3 times coin tossed = 2 x 2 x 2 = 2³ = 8 

4 times = 2 x 2 x 2 x 2 =  2⁴ = 16 

5 times = 2 x 2 x 2 x 2 x 2 = 2⁵ = 32   

n times = 2ⁿ 

Question 37. How many numbers of four digits can be formed with the digits 1,2,3,4,5 if the digits can be repeated in the same number?

Solution:

For each digit = 5 possible numbers

So, since 4 digits = 5 x 5 x 5 x 5 = 625 numbers 

Question 38. How many three-digit numbers can be formed by using the digits 0,1,3,5,7 while each digit may be repeated any number of times?

Solution:

For 1st digit = 4 possible

For 2nd & 3rd = 5 possible 

So, 4 x 5 x 5 = 100 such numbers   

Question 39. How many natural numbers less than 1000 can be formed from the digits 0,1,2,3,4,5 when a digit may be repeated any number of times?

Solution:

Given: Total number = 6

As we know that the natural ten’s than 1000 can be 1, 2 and 3 digit numbers 

So, 0 cannot be the first digit of the 3-digit number.

Now, the hundred’s place can be filled with any of the 5 digits = 5 ways

The ten’s place can be filled with any of the 6 digits = 6 ways

The unit place can be filled with any of the 6 digits = 6 ways

Therefore, the total 3 digit number = 5 x 6 x 6 = 180

The total 2 digit number = 5 x 6 = 30

The total 1 digit number = 5 

So, 180 + 30 +1 = 215 natural numbers.

Question 40. How many five digit telephone numbers can be constructed using the digits 0 to 9. If each number starts with 67 and no digit appears more than once?

Solution:

Need to select digits for 3rd, 4th and 5th positions 

So, 8 options for 3rd position and 7 for 4th position and 6 for 5th one

Total numbers are = 8 x 7 x 6 = 336 

Question 41. Find the number of ways in which 8 distinct toys can be distributed among 5 children.

Solution:

Each toy has 5 options. 

So, 8 toys = 5⁸ = 390625

Question 42. Find the number of ways in which one can post 5 letters in 7 letter boxes.

Solution:

Total number of letters = 5

Total number of letter box = 7

So, each letter has 7 options and 5 total letters = 7⁵ = 16807

Question 43. Three dice are rolled. Find the number of possible outcomes in which at least one dice shows 5.

Solution:

Total number of outcomes = 6 x 6 x 6 = 216 

Outcomes having no 5 = 5 x 5 x 5 = 125

Required outcomes = 216 – 125 = 91

Question 44. Find the total number of ways in which 20 balls can be put into 5 boxes so that first box contains just one ball.

Solution:

First box = 20 options

Other 19 balls have = 4 options = 4¹⁹ arrangements for 4 boxes

Total ways = 20 x 4¹⁹

Question 45. In how many ways can 5 different balls be distributed among three boxes?

Solution:

Total number of balls = 5

Total number of boxes =3

So, each ball has 3 options for the boxes = 3⁵ = 243

Question 46. In how many ways can 7 letters be posted in 4 letter boxes?

Solution:

Total number of letters = 7

Total number of letter box = 4

So, each letter has 4 options and 7 total letters = 4⁷ = 16384

Question 47. In how many ways can 4 prizes be distributed among 5 students, when 

(i) No students gets more than one prize?

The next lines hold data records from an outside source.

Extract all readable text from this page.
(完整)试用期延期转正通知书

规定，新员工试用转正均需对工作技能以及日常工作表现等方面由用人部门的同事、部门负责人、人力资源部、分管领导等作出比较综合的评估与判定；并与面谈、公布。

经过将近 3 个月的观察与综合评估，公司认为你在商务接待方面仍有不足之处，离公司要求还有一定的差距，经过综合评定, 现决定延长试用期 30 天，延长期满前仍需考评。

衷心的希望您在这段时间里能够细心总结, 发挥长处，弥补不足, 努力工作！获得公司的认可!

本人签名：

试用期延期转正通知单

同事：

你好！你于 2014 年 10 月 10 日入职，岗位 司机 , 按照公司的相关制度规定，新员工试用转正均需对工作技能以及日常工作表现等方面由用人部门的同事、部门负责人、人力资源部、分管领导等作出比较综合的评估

(ii) A student may get any number of prizes?

(iii) No student gets all the prizes?

Solution:

(i) So, 1 student does not get a prize 

Choose that student among 5 students 5 different possible ways 

Distribute among remaining students = 4! ways = 24 

Total ways = 5 x 24 = 120

(ii) Every prize has 5 options 

4 prizes = 5 x 5 x 5 x 5 = 625 

(iii) Subtract the case of a student to get all prizes from (ii)    

Selecting a student to give all prize =  5 ways 

= 625 – 5 = 620 

Question 48. There are 10 lamps in a hall. Each one of them can be switched on independently. Find the number of ways in which the hall can be illuminated. 

Solution:

Each lamp has 2 possibilities = on/off 

Total ways = 2¹⁰ = 1024 

One way, all off = need to subtract it 

1024 – 1 = 1023 ways